The government will start by targeting certain businesses and review their licences when they are due for renewal while also considering Basotho’s readiness to takeover.
There is also a likelihood that more businesses would soon be added to the 47 business activities reserved for Basotho, he said.
Thabo Qhesi, the chief executive officer of the Private sector Foundation of Lesotho (PFSL), has welcomed the regulations calling them “a great achievement”.
He however, warned that the government must employ a transparent implementation strategy for smooth transition to avoid hurting the already ailing economy.
“This is a great achievement by the government. It is good that there have been prior consultations on the issue… this is an effort that reflects the general view of the public.
“However, where there is a new change, all the risks must be calculated to ensure a smooth transition and not hurt the economy.
“There must be a risk assessment to determine the possible implications of the implementation of the regulations. For instance, we must know the number of businesses that are currently operated by foreign investors and the number of jobs they have created to inform the implementation of regulations.”
The government must also empower locals who may not necessarily have the capacity to match foreign investors, he said.

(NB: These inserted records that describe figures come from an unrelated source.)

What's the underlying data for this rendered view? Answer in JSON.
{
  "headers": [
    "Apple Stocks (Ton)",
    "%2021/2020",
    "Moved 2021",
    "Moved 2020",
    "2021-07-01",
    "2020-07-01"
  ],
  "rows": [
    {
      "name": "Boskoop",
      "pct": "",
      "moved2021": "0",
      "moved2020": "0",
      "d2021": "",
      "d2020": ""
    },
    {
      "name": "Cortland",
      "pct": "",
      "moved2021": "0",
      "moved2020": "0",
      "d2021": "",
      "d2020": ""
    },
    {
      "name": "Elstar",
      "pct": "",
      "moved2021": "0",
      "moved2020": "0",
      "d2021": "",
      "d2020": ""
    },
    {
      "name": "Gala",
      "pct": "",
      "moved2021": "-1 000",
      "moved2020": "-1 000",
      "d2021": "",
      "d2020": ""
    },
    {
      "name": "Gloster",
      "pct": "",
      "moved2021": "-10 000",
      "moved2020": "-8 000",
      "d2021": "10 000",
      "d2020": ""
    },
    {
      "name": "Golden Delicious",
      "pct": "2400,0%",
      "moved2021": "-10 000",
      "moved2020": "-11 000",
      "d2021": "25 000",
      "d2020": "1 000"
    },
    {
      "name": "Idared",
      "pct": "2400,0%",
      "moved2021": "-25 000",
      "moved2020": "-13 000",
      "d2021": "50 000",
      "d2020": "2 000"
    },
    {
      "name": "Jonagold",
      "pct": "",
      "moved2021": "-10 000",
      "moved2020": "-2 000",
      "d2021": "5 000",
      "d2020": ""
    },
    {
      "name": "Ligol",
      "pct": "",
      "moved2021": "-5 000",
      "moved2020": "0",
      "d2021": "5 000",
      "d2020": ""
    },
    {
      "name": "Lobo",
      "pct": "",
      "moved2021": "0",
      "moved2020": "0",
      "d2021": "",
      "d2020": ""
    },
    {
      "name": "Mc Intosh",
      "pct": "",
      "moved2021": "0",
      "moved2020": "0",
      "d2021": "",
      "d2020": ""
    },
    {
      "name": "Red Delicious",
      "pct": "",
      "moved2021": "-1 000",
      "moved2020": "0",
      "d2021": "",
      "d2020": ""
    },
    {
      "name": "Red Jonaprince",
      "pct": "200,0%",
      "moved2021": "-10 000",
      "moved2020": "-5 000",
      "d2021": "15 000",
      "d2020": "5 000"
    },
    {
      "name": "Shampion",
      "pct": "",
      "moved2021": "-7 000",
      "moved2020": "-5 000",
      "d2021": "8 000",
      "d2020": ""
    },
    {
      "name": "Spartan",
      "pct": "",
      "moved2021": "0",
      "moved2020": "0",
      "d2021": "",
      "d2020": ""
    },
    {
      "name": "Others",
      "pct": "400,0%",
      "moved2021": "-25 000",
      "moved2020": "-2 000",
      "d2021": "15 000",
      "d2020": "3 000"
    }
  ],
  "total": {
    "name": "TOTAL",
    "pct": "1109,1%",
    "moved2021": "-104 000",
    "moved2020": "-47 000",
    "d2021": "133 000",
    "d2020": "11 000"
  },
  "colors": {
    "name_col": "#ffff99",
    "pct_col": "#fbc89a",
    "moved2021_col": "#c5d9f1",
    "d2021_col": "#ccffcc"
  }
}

David Telford, a foreign investor who runs Maluti Wool and Mohair Centre, said while he was yet to study the draft regulations, it will be important for the “government to be very careful not to discourage inward investment with these regulations”.
Foreign enterprises operating in other areas, outside the 47, would be compelled to provide proof of an investment of at least M2 million, a corporate social responsibility plan and progress made in transferring skills and technology to Basotho.